Deducing that a function calculates pi requires a level of sophistication in whole program analysis that is unlikely to be available in production compilers for some years to come (ok, detecting 4*atan(1.0) is possible today). What is needed is a collection of compilable files containing source code that aims to achieve an outcome in lots of different ways. To get the ball rolling the “3n times 2” problem is presented as the first of this new breed of benchmarks.

The “3n times 2” problem is a variant on the 3n+1 problem that has been tweaked to create more optimization opportunities. One implementation of the “3n times 2” problem is:

if (is_odd(n))
   n = 3*n+1;
else
   n = 2*n; // this is n = n / 2; in the 3n+1 problem

There are lots of ways of writing code that has the same effect, some of the statements I have seen for calculating n=3*n+1 include: n = n + n + n + 1, n = (n << 1) + n + 1 and n *= 3; n++, while some of the ways of checking if n is odd include: n & 1, (n / 2)*2 != n and n % 2.

I have created a list of different ways in which 3*n+1 might be calculated and is_odd(n) might be tested and written a script to generate a function containing all possible permutations (to reduce the number of combinations no variants were created for the least interesting case of n=2*n, which was always generated in this form). The following is a snippet of the generated code (download everything):

if (n & 1) n=(n << 2) - n +1; else n*=2;
if (n & 1) n=3*n+1; else n*=2;
if (n & 1) n += 2*n +1; else n*=2;
if ((n / 2)*2 != n) { t=(n << 1); n=t+n+1; } else n*=2;
if ((n / 2)*2 != n) { n*=3; n++; } else n*=2;

Benchmarks need a means of summarizing the results and here I make a stab at doing that for gcc 4.6.1 and llvm 2.9, when executed using the -O3 option (output here and here). Both compilers generated a total of four different sequences for the 27 'different' statements (I'm not sure what to do about the inline function tests and have ignored them here) with none of the sequences being shared between compilers. The following lists the number of occurrences of each sequence, e.g., gcc generated one sequence 16 times, another 8 times and so on:

gcc    16   8   2   1
llvm   12   6   6   3

How might we turn these counts into a single number that enables compiler performance to be compared? One possibility is to award 1 point for each of the most common sequence, 1/2 point for each of the second most common, 1/4 for the third and so on. Using this scheme, gcc gets 20.625, and llvm gets 16.875. So gcc has greater consistency (I am loathed to use the much overused phrase higher quality).

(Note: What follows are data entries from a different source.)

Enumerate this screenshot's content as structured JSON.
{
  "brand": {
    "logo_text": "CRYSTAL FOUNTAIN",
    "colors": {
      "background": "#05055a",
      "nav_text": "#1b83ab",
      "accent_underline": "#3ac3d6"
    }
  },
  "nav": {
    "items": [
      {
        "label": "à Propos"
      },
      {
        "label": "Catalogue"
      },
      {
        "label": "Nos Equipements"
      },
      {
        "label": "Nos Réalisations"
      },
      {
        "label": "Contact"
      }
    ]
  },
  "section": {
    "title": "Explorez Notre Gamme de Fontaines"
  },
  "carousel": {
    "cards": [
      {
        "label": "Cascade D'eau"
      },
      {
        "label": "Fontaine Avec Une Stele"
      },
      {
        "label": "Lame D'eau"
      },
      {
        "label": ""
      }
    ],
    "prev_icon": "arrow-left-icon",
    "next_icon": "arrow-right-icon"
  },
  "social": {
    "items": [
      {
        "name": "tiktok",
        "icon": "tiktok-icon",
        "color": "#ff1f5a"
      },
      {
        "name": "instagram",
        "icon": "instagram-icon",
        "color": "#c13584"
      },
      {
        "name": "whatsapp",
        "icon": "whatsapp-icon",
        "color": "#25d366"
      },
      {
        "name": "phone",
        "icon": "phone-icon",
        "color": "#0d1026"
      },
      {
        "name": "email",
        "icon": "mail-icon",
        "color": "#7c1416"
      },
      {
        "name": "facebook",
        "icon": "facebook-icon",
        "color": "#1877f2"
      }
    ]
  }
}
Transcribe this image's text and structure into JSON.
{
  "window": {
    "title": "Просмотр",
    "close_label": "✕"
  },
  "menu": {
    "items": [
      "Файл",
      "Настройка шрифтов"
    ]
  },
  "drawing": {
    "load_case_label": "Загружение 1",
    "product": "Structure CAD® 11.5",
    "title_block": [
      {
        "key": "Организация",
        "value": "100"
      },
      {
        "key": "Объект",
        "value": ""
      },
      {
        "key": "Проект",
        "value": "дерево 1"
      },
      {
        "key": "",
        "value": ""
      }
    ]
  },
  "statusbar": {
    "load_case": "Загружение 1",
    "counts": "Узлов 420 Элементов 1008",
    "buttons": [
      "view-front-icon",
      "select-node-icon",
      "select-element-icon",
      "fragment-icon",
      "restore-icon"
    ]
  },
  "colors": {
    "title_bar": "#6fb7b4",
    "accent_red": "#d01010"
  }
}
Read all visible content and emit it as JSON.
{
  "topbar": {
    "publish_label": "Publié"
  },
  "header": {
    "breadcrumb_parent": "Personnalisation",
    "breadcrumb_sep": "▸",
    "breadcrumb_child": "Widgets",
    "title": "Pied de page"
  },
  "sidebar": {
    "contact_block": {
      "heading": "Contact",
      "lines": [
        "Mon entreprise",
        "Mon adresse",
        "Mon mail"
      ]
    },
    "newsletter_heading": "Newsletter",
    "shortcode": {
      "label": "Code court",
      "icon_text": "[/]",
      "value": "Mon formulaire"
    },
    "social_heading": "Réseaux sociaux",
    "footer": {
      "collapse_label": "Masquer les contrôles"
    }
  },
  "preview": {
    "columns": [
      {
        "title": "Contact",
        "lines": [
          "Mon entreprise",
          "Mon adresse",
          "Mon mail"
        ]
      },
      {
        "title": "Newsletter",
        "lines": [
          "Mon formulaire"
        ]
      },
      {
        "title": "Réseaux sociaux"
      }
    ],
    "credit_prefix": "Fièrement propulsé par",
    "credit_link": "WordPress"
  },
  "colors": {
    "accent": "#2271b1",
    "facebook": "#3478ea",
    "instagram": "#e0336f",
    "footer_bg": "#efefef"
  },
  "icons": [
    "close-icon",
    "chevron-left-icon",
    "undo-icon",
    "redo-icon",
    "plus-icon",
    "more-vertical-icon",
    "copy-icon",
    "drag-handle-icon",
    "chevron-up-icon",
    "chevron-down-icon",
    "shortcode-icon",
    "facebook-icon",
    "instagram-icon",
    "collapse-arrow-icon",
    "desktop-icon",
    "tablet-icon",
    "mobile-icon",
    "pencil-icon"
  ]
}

Now for a closer look at the code generated.

Both compilers always generated code to test the least significant bit for the conditional expressions n & 1 and n % 2. For the test (n / 2)*2 != n gcc generated the not very clever right-shift/left-shift/compare while llvm and'ed out the bottom bit and then compared; so both compilers failed to handle what is a surprisingly common check for a number being odd.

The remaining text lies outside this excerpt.